First off, what you're talking about in terms of caricatures is politics. It's ugly, I don't like it, but it's gone on since the dawn of civilization and in my opinion has arguably grown worse recently primarily because of a mass media more interested in ratings than quality journalism, recent Republican gerrymandering successes, and a takeover of the Republican party by extremists. There are plenty of Democrats that have added to the problem, but I haven't seen them as a driving force in the breakdown in civility.
More importantly though is the question of how we get those in power to deal with the issues we really care about. What you're suggesting as a solution seems to be for people to go and vote for a third party candidate. That's all well and good in Pollyanna Land, but in the system we currently live in it would be about as effective as sticking your head in the sand. Running primary candidates is a step in the right direction, but it is very rare to see that against an incumbent in a presidential race. Even more rare are successes of such.

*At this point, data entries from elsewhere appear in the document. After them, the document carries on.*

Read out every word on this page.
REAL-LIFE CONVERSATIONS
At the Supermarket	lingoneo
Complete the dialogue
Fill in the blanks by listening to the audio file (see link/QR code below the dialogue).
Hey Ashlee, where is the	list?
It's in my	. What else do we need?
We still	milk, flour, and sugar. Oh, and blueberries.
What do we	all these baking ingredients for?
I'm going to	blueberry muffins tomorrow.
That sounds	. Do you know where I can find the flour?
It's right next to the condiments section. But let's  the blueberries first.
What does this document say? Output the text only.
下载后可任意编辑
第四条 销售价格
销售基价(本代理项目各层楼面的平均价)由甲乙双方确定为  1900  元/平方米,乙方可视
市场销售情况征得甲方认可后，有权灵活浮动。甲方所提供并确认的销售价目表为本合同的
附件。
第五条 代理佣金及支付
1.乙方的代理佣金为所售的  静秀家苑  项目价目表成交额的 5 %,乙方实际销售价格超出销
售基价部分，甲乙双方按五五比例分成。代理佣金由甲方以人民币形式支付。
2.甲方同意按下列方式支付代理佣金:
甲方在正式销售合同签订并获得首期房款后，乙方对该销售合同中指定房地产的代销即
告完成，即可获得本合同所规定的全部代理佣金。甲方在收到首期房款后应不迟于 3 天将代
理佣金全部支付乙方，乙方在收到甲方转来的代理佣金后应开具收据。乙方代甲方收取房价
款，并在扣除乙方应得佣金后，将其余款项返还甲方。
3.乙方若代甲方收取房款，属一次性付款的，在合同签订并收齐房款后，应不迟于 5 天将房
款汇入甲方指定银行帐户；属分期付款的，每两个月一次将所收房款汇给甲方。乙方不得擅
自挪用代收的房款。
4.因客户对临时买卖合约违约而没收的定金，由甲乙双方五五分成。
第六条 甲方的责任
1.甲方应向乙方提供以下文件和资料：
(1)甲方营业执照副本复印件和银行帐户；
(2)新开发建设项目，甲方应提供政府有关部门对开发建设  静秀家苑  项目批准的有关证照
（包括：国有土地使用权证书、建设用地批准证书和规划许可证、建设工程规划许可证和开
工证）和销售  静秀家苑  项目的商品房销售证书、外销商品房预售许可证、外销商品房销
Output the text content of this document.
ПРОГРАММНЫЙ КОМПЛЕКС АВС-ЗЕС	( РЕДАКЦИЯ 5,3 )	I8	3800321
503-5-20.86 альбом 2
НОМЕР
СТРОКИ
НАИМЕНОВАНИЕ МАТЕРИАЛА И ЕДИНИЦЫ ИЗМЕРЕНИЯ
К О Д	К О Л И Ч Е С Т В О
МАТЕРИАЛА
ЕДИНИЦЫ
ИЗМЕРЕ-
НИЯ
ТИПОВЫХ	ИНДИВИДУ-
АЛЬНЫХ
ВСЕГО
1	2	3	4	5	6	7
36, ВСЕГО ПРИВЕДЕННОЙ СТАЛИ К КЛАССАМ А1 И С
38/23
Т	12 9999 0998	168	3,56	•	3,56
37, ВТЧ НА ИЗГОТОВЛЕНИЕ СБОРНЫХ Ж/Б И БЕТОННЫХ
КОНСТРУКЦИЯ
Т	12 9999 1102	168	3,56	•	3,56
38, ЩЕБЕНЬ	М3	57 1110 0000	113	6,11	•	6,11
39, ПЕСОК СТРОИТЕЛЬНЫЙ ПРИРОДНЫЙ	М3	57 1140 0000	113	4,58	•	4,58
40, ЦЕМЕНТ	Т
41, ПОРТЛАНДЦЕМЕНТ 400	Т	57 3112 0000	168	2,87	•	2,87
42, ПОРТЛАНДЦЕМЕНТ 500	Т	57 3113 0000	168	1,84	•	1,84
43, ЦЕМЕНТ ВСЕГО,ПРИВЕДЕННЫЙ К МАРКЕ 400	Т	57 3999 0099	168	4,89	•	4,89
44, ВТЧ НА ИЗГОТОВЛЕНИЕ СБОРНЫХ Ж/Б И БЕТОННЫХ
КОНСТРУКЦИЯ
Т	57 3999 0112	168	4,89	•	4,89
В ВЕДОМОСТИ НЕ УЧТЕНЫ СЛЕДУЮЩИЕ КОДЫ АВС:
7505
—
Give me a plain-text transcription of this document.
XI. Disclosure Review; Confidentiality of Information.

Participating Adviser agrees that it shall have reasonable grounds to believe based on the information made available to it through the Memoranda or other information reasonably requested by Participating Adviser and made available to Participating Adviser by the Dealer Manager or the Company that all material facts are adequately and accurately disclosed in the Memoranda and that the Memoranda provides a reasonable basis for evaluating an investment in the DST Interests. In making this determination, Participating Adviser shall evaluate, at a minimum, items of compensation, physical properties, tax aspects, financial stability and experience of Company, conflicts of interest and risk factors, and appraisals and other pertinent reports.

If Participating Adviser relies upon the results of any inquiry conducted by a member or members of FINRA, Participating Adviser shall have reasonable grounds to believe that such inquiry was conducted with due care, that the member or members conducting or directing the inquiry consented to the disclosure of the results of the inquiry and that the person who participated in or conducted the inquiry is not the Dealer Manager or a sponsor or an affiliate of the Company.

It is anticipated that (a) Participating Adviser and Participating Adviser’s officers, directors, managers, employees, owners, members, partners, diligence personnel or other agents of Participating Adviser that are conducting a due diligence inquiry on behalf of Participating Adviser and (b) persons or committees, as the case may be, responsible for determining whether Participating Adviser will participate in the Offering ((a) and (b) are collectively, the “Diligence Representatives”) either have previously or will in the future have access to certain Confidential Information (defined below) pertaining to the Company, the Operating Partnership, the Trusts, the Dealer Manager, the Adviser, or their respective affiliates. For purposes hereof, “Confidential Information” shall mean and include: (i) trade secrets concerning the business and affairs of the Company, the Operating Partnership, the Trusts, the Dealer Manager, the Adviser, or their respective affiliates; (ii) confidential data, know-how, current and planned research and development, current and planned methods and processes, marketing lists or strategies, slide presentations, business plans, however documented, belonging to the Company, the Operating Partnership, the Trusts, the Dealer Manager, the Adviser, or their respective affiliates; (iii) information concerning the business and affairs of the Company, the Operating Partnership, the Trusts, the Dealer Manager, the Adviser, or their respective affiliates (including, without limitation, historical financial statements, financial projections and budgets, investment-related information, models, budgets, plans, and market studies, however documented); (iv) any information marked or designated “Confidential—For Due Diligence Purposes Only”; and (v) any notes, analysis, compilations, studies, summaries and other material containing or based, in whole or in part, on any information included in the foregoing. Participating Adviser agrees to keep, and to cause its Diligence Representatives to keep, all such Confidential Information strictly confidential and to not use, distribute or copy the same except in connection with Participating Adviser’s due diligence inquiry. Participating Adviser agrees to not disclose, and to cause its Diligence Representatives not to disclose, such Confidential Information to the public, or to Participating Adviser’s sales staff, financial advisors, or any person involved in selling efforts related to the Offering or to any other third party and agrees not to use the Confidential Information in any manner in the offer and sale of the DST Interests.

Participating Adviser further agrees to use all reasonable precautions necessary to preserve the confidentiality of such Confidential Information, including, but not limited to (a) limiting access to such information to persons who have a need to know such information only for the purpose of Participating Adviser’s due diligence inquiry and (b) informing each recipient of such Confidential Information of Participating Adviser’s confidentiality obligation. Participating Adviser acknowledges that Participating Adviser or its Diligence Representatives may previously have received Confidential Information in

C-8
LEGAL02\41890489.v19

I choose to support, even if only with lukewarm praise, the best available candidate in any given race. I won't judge you for deciding to do otherwise, though I will say I think my decision is the best approach. Then I go and talk to people about possible long term solutions to the process that will make it possible to vote for people we actually like and make it less likely that we'll always have to just go with the lesser of two evils. If you didn't just jump to conclusions and had asked, you could have found out (without sounding like a major asshole) that I advocate for non-partisan redistricting, ranked choice voting for instant runoff elections, and campaign finance reform. These, among other related solutions, would go much farther than voting for another Ralph Nader like I did in 2000 (though I was voting in MD so I could afford that luxury). In this past election I would have loved to vote for Jill Stein, but my vote mattered far more this time as I reside in Virginia.